The design and construction team effectively utilized building information modeling, including Tekla steel 3D model review, to help meet the tight schedule. The design team provided steel designs in an enhanced Revit model, which was then used by the detailer to create a Tekla model with minor adjustments. This 3D model was then sent back to the design team for shop drawing review. Performing the review in this way, instead of the traditional 2D shop drawing review process, allowed for more accurate reviews and saved considerable time in the detailing and fabrication schedule.
“The paperless shop drawing review process enabled us to quickly review members and their associated end connections in a 3D environment,” Senior Vice President and lead project manager H.B. Warner said. “This is definitely the wave of the future.”
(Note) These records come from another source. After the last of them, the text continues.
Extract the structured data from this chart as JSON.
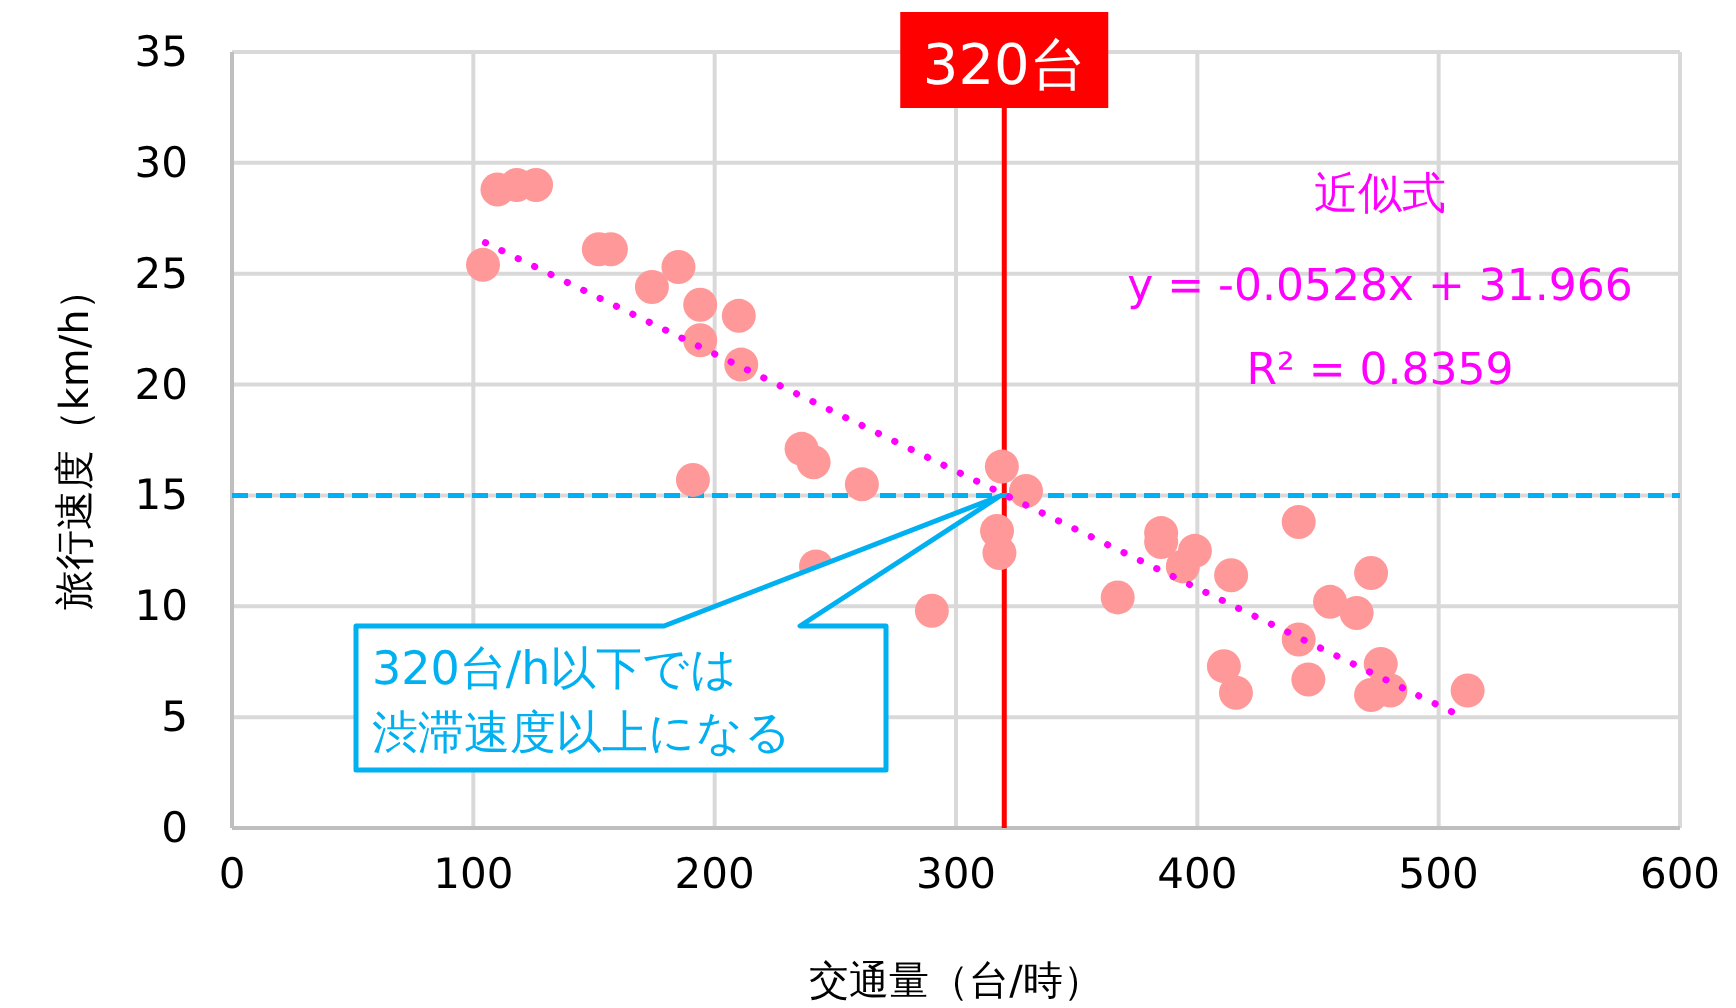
{
  "chart_data": {
    "type": "scatter",
    "xlabel": "交通量（台/時）",
    "ylabel": "旅行速度（km/h）",
    "xlim": [
      0,
      600
    ],
    "ylim": [
      0,
      35
    ],
    "xticks": [
      0,
      100,
      200,
      300,
      400,
      500,
      600
    ],
    "yticks": [
      0,
      5,
      10,
      15,
      20,
      25,
      30,
      35
    ],
    "grid": true,
    "marker": "circle",
    "series": [
      {
        "color": "#ff9999",
        "x": [
          104,
          110,
          118,
          126,
          152,
          157,
          174,
          185,
          194,
          194,
          210,
          211,
          191,
          236,
          241,
          261,
          242,
          290,
          319,
          329,
          317,
          318,
          367,
          385,
          385,
          394,
          399,
          414,
          442,
          455,
          466,
          472,
          411,
          416,
          442,
          446,
          476,
          472,
          480,
          512
        ],
        "values": [
          25.4,
          28.8,
          29.0,
          29.0,
          26.1,
          26.1,
          24.4,
          25.3,
          23.6,
          22.0,
          23.1,
          20.9,
          15.7,
          17.1,
          16.5,
          15.5,
          11.8,
          9.8,
          16.3,
          15.2,
          13.4,
          12.4,
          10.4,
          13.3,
          12.9,
          11.8,
          12.5,
          11.4,
          13.8,
          10.2,
          9.7,
          11.5,
          7.3,
          6.1,
          8.5,
          6.7,
          7.4,
          6.0,
          6.2,
          6.2
        ]
      },
      {
        "type": "line",
        "color": "#ff00ff",
        "line_style": "dotted",
        "marker": "none",
        "x": [
          105,
          510
        ],
        "values": [
          26.4,
          5.0
        ]
      }
    ],
    "ref_lines": [
      {
        "axis": "x",
        "value": 320,
        "label": "320台",
        "color": "#ff0000",
        "line_style": "solid"
      },
      {
        "axis": "y",
        "value": 15,
        "color": "#00b0f0",
        "line_style": "dashed"
      }
    ],
    "annotations": [
      "近似式",
      "y = -0.0528x + 31.966",
      "R² = 0.8359",
      "320台/h以下では",
      "渋滞速度以上になる"
    ]
  }
}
Golden 1 Center features the largest video display in the NBA. Photo by Matt Cummins / Thornton Tomasetti
Green and High-Tech
Golden 1 Center is one of approximately 30 LEED-certified sports facilities in the United States, but it is the first to achieve LEED Platinum. A rooftop solar array and nearby solar farm provide 100 percent of the arena’s energy.
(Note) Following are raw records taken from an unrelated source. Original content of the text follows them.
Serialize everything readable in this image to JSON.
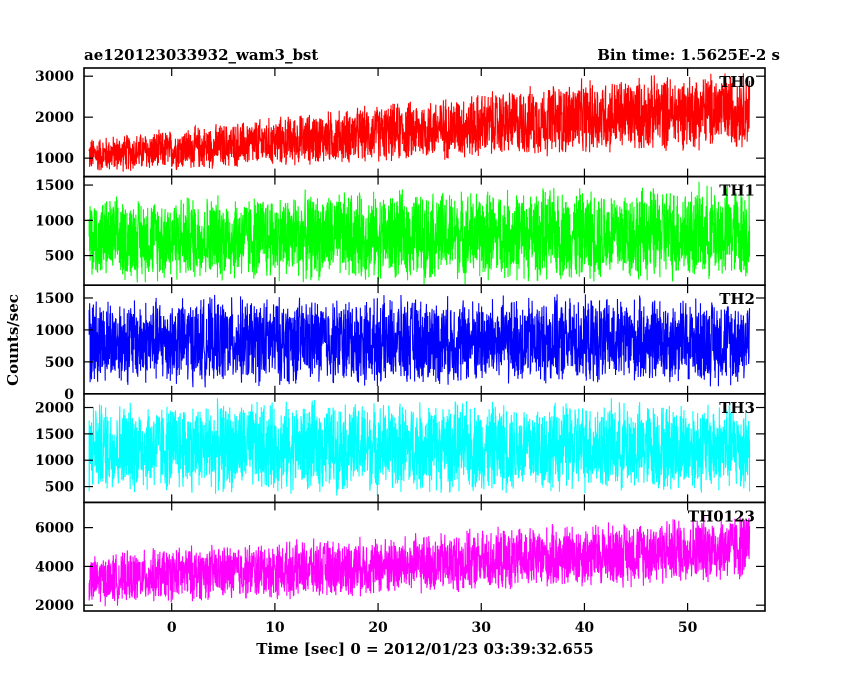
{
  "header": {
    "left": "ae120123033932_wam3_bst",
    "right": "Bin time: 1.5625E-2 s"
  },
  "chart_data": {
    "type": "line",
    "xlabel": "Time [sec] 0 = 2012/01/23 03:39:32.655",
    "ylabel": "Counts/sec",
    "xlim": [
      -8.5,
      57.5
    ],
    "data_x_range": [
      -8,
      56
    ],
    "xticks": [
      0,
      10,
      20,
      30,
      40,
      50
    ],
    "bin_time_s": 0.015625,
    "panels": [
      {
        "name": "TH0",
        "color": "#ff0000",
        "ylim": [
          550,
          3200
        ],
        "yticks": [
          1000,
          2000,
          3000
        ],
        "trend": {
          "x": [
            -8,
            0,
            20,
            40,
            56
          ],
          "low": [
            650,
            700,
            900,
            1100,
            1300
          ],
          "high": [
            1500,
            1700,
            2300,
            2900,
            3150
          ]
        }
      },
      {
        "name": "TH1",
        "color": "#00ff00",
        "ylim": [
          80,
          1620
        ],
        "yticks": [
          500,
          1000,
          1500
        ],
        "trend": {
          "x": [
            -8,
            0,
            20,
            40,
            56
          ],
          "low": [
            150,
            150,
            150,
            150,
            150
          ],
          "high": [
            1300,
            1350,
            1400,
            1450,
            1500
          ]
        }
      },
      {
        "name": "TH2",
        "color": "#0000ff",
        "ylim": [
          0,
          1700
        ],
        "yticks": [
          0,
          500,
          1000,
          1500
        ],
        "trend": {
          "x": [
            -8,
            0,
            20,
            40,
            56
          ],
          "low": [
            150,
            150,
            150,
            150,
            150
          ],
          "high": [
            1500,
            1500,
            1500,
            1500,
            1500
          ]
        }
      },
      {
        "name": "TH3",
        "color": "#00ffff",
        "ylim": [
          200,
          2260
        ],
        "yticks": [
          500,
          1000,
          1500,
          2000
        ],
        "trend": {
          "x": [
            -8,
            0,
            20,
            40,
            56
          ],
          "low": [
            400,
            400,
            400,
            400,
            400
          ],
          "high": [
            2100,
            2100,
            2100,
            2100,
            2100
          ]
        }
      },
      {
        "name": "TH0123",
        "color": "#ff00ff",
        "ylim": [
          1700,
          7300
        ],
        "yticks": [
          2000,
          4000,
          6000
        ],
        "trend": {
          "x": [
            -8,
            0,
            20,
            40,
            56
          ],
          "low": [
            2000,
            2200,
            2500,
            2900,
            3300
          ],
          "high": [
            4500,
            5000,
            5500,
            6200,
            6800
          ]
        }
      }
    ]
  }
}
Unlike other arenas in the United States, air conditioning for the lower bowl is delivered through ventilation openings in the risers of the precast seating units. Thornton Tomasetti coordinated the design of the precast seating units to accommodate these openings and configured the riser stem depths to create duct plenums beneath the seats. This has proven to be a much more energy-efficient design than the conventional approach of blowing cool air down to the lower bowl from ducts hung at the high roof level.
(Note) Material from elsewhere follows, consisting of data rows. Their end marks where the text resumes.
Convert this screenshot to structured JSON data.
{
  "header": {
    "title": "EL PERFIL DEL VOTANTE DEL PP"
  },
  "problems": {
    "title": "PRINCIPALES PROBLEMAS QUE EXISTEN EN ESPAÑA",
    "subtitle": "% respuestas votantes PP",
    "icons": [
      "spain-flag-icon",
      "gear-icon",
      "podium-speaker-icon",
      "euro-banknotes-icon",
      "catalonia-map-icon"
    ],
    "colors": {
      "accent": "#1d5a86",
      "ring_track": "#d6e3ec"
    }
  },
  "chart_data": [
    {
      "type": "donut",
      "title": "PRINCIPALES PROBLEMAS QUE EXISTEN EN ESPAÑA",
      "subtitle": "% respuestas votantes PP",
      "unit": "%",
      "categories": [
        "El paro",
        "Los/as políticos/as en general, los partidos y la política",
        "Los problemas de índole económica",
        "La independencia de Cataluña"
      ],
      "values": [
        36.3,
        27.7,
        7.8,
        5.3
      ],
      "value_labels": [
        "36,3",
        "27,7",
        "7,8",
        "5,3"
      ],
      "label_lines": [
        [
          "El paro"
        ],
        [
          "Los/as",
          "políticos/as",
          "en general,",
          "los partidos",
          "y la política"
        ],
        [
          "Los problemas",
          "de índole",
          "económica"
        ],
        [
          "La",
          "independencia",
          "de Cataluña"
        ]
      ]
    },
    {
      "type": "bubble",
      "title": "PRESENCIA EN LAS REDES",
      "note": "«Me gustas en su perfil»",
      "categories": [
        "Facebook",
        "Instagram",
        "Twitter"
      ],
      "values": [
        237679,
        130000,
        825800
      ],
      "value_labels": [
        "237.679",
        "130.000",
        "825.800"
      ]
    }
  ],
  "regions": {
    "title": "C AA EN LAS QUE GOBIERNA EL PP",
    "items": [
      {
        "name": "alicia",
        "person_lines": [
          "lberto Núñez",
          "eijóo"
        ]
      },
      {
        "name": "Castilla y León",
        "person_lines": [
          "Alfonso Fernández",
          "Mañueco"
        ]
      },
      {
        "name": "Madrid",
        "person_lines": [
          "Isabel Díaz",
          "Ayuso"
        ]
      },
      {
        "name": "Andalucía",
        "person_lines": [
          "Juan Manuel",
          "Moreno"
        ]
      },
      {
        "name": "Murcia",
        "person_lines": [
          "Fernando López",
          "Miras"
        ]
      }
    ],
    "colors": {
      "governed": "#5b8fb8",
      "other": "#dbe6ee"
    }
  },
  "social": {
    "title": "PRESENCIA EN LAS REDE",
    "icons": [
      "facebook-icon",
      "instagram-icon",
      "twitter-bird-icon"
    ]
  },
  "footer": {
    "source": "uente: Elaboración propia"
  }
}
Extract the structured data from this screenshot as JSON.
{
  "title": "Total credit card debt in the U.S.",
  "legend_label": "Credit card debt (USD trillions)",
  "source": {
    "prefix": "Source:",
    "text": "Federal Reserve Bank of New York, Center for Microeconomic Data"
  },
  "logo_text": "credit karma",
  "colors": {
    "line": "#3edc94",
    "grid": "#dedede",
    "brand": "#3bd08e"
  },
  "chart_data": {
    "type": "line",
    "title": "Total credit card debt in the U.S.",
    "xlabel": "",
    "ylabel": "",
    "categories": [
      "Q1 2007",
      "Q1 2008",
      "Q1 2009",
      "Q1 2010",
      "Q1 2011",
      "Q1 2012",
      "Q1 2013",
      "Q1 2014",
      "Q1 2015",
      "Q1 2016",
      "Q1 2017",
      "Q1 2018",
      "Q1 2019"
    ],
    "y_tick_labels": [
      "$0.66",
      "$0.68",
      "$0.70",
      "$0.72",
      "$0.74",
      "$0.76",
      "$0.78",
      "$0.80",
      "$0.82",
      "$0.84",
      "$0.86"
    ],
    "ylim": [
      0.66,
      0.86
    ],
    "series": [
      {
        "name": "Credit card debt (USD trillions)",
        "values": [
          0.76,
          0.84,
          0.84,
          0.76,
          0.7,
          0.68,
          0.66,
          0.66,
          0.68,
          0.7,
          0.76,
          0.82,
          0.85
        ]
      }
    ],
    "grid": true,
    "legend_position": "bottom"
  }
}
In addition to being green, Golden 1 Center features the latest technologies powered by fully redundant fiber optic facilities and two, 100-gigabit Ethernet dedicated internet circuits. The arena has more than 1 million square feet of high-speed Wi-Fi ability to handle more than 225,000 Instagram posts per second as well as cellular coverage.
Golden 1 Center also features the NBA’s first in-stadium 4K Ultra HD video board. The four-screen Panasonic display is the largest in the NBA, and is seven times larger than the previous one at Sleep Train Arena. To accommodate the screen, our engineers designed a larger than normal hoist platform supported by the roof framing to accommodate the four hoist machines that are synchronized to raise and lower the scoreboard.
The structural engineering team with former NBA commissioner David Stern (third from left). Pictured are (from left) Buehler & Buehler engineers Jason Horwedel and Keith Bauer, Justin Fahey and Matt Cummins.
“Thornton Tomasetti is proud to have been involved in the design of this facility,” H.B. said. “We wish the City of Sacramento and the Kings all the best with this beautiful, state-of-the-art sports complex.”
Kicking things off at the new multi-purpose arena are concerts by Paul McCartney on Oct. 4 and 5, and WWE No Mercy on Oct. 9, after which the Kings will play their first home game the following day.